A spike in COVID-19 cases and fatalities early this year was attributed to returnees from South Africa during the festive season last year.
Scientists said the new B.1.1.529 variant had 32 mutations in the spike protein, the part of the virus that most vaccines use to prime the immune system against COVID-19.
Health expert and Medical and Dental Private Practitioners Association of Zimbabwe president Johannes Marisa said the development was scary and could spell disaster for Zimbabwe.
“I am actually worried that South Africa has been hit by the new variant. From the look of things, we can conclude that South Africa has entered the fourth wave, but it is still in its infancy. The last two to three days are pointing to that, so it is a scary development,” he said.
“We are in trouble as we go into the festive season, very big trouble actually and we have to be alert now because if one is caught offside, especially during the first days of December, we may be faced with a serious challenge.
“The laxity and complacency means disaster ahead and I see people moving around without face masks, no observing of social distancing and so on.”
COVID-19 national taskforce chief co-ordinator Agnes Mahomva was not picking calls and was yet to respond to messages sent to her mobile number.
Zimbabwe was hit by a serious second wave early this year, which was attributed to returning citizens coming for the festive season.
Hundreds of people, including senior government officials such as Transport minister Joel Biggie Matiza, Foreign Affairs minister Sibusiso Moyo and former Zimbabwe Prisons and Correctional Services boss Paradzai Zimondi succumbed to COVID-19 in January this year.
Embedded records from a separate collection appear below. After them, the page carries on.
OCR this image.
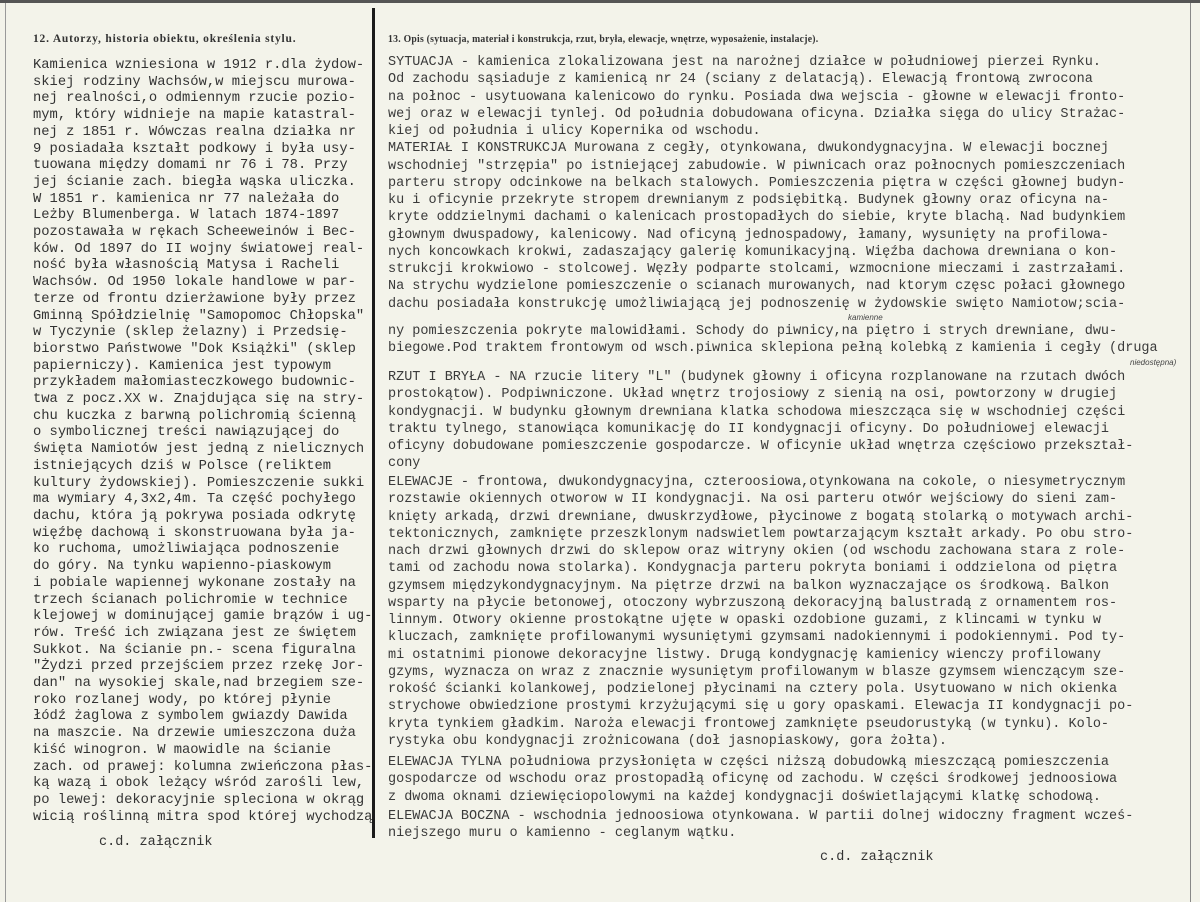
12. Autorzy, historia obiektu, określenia stylu.
Kamienica wzniesiona w 1912 r.dla żydow-
skiej rodziny Wachsów,w miejscu murowa-
nej realności,o odmiennym rzucie pozio-
mym, który widnieje na mapie katastral-
nej z 1851 r. Wówczas realna działka nr
9 posiadała kształt podkowy i była usy-
tuowana między domami nr 76 i 78. Przy
jej ścianie zach. biegła wąska uliczka.
W 1851 r. kamienica nr 77 należała do
Leżby Blumenberga. W latach 1874-1897
pozostawała w rękach Scheeweinów i Bec-
ków. Od 1897 do II wojny światowej real-
ność była własnością Matysa i Racheli
Wachsów. Od 1950 lokale handlowe w par-
terze od frontu dzierżawione były przez
Gminną Spółdzielnię "Samopomoc Chłopska"
w Tyczynie (sklep żelazny) i Przedsię-
biorstwo Państwowe "Dok Książki" (sklep
papierniczy). Kamienica jest typowym
przykładem małomiasteczkowego budownic-
twa z pocz.XX w. Znajdująca się na stry-
chu kuczka z barwną polichromią ścienną
o symbolicznej treści nawiązującej do
święta Namiotów jest jedną z nielicznych
istniejących dziś w Polsce (reliktem
kultury żydowskiej). Pomieszczenie sukki
ma wymiary 4,3x2,4m. Ta część pochyłego
dachu, która ją pokrywa posiada odkrytę
więźbę dachową i skonstruowana była ja-
ko ruchoma, umożliwiająca podnoszenie
do góry. Na tynku wapienno-piaskowym
i pobiale wapiennej wykonane zostały na
trzech ścianach polichromie w technice
klejowej w dominującej gamie brązów i ug-
rów. Treść ich związana jest ze świętem
Sukkot. Na ścianie pn.- scena figuralna
"Żydzi przed przejściem przez rzekę Jor-
dan" na wysokiej skale,nad brzegiem sze-
roko rozlanej wody, po której płynie
łódź żaglowa z symbolem gwiazdy Dawida
na maszcie. Na drzewie umieszczona duża
kiść winogron. W maowidle na ścianie
zach. od prawej: kolumna zwieńczona płas-
ką wazą i obok leżący wśród zarośli lew,
po lewej: dekoracyjnie spleciona w okrąg
wicią roślinną mitra spod której wychodzą
c.d. załącznik
13. Opis (sytuacja, materiał i konstrukcja, rzut, bryła, elewacje, wnętrze, wyposażenie, instalacje).
SYTUACJA - kamienica zlokalizowana jest na narożnej działce w południowej pierzei Rynku.
Od zachodu sąsiaduje z kamienicą nr 24 (sciany z delatacją). Elewacją frontową zwrocona
na połnoc - usytuowana kalenicowo do rynku. Posiada dwa wejscia - głowne w elewacji fronto-
wej oraz w elewacji tynlej. Od południa dobudowana oficyna. Działka sięga do ulicy Strażac-
kiej od południa i ulicy Kopernika od wschodu.
MATERIAŁ I KONSTRUKCJA Murowana z cegły, otynkowana, dwukondygnacyjna. W elewacji bocznej
wschodniej "strzępia" po istniejącej zabudowie. W piwnicach oraz połnocnych pomieszczeniach
parteru stropy odcinkowe na belkach stalowych. Pomieszczenia piętra w części głownej budyn-
ku i oficynie przekryte stropem drewnianym z podsiębitką. Budynek głowny oraz oficyna na-
kryte oddzielnymi dachami o kalenicach prostopadłych do siebie, kryte blachą. Nad budynkiem
głownym dwuspadowy, kalenicowy. Nad oficyną jednospadowy, łamany, wysunięty na profilowa-
nych koncowkach krokwi, zadaszający galerię komunikacyjną. Więźba dachowa drewniana o kon-
strukcji krokwiowo - stolcowej. Węzły podparte stolcami, wzmocnione mieczami i zastrzałami.
Na strychu wydzielone pomieszczenie o scianach murowanych, nad ktorym częsc połaci głownego
dachu posiadała konstrukcję umożliwiającą jej podnoszenię w żydowskie swięto Namiotow;scia-
ny pomieszczenia pokryte malowidłami. Schody do piwnicy,na piętro i strych drewniane, dwu-
biegowe.Pod traktem frontowym od wsch.piwnica sklepiona pełną kolebką z kamienia i cegły (druga
RZUT I BRYŁA - NA rzucie litery "L" (budynek głowny i oficyna rozplanowane na rzutach dwóch
prostokątow). Podpiwniczone. Układ wnętrz trojosiowy z sienią na osi, powtorzony w drugiej
kondygnacji. W budynku głownym drewniana klatka schodowa mieszcząca się w wschodniej części
traktu tylnego, stanowiąca komunikację do II kondygnacji oficyny. Do południowej elewacji
oficyny dobudowane pomieszczenie gospodarcze. W oficynie układ wnętrza częściowo przekształ-
cony
ELEWACJE - frontowa, dwukondygnacyjna, czteroosiowa,otynkowana na cokole, o niesymetrycznym
rozstawie okiennych otworow w II kondygnacji. Na osi parteru otwór wejściowy do sieni zam-
knięty arkadą, drzwi drewniane, dwuskrzydłowe, płycinowe z bogatą stolarką o motywach archi-
tektonicznych, zamknięte przeszklonym nadswietlem powtarzającym kształt arkady. Po obu stro-
nach drzwi głownych drzwi do sklepow oraz witryny okien (od wschodu zachowana stara z role-
tami od zachodu nowa stolarka). Kondygnacja parteru pokryta boniami i oddzielona od piętra
gzymsem międzykondygnacyjnym. Na piętrze drzwi na balkon wyznaczające os środkową. Balkon
wsparty na płycie betonowej, otoczony wybrzuszoną dekoracyjną balustradą z ornamentem ros-
linnym. Otwory okienne prostokątne ujęte w opaski ozdobione guzami, z klincami w tynku w
kluczach, zamknięte profilowanymi wysuniętymi gzymsami nadokiennymi i podokiennymi. Pod ty-
mi ostatnimi pionowe dekoracyjne listwy. Drugą kondygnację kamienicy wienczy profilowany
gzyms, wyznacza on wraz z znacznie wysuniętym profilowanym w blasze gzymsem wienczącym sze-
rokość ścianki kolankowej, podzielonej płycinami na cztery pola. Usytuowano w nich okienka
strychowe obwiedzione prostymi krzyżującymi się u gory opaskami. Elewacja II kondygnacji po-
kryta tynkiem gładkim. Naroża elewacji frontowej zamknięte pseudorustyką (w tynku). Kolo-
rystyka obu kondygnacji zrożnicowana (doł jasnopiaskowy, gora żołta).
ELEWACJA TYLNA południowa przysłonięta w części niższą dobudowką mieszczącą pomieszczenia
gospodarcze od wschodu oraz prostopadłą oficynę od zachodu. W części środkowej jednoosiowa
z dwoma oknami dziewięciopolowymi na każdej kondygnacji doświetlającymi klatkę schodową.
ELEWACJA BOCZNA - wschodnia jednoosiowa otynkowana. W partii dolnej widoczny fragment wcześ-
niejszego muru o kamienno - ceglanym wątku.
kamienne
niedostępna)
c.d. załącznik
Only 10 cases in three countries have been confirmed by genomic sequencing, but the variant has sparked serious concern among researchers because a number of the mutations may help the virus to evade immunity.
The variant was first recorded in Botswana, where three cases have now been sequenced.
Six more have been confirmed in South Africa and one in Hong Kong from a traveller returning from South Africa.
Tom Peacock, a virologist at Imperial College London, posted details of the new variant on a website noting that the “incredibly high amount of spike mutations suggests this could be of real concern”.
In South Africa, experts are unsure if the current COVID-19 vaccines in that country will work against the new variant.
Professor Alex van den Heever of the Wits School of Governance said it was still early days, so the question was on whether this variant escaped the current vaccines in South Africa.
“It is worrying that such a variant has occurred, but I think it is also inevitable in a way that we are going to see this. The real question is whether past variants and vaccines will still protect us against this particular variant. And I haven’t really seen any analysis of that yet,” he said.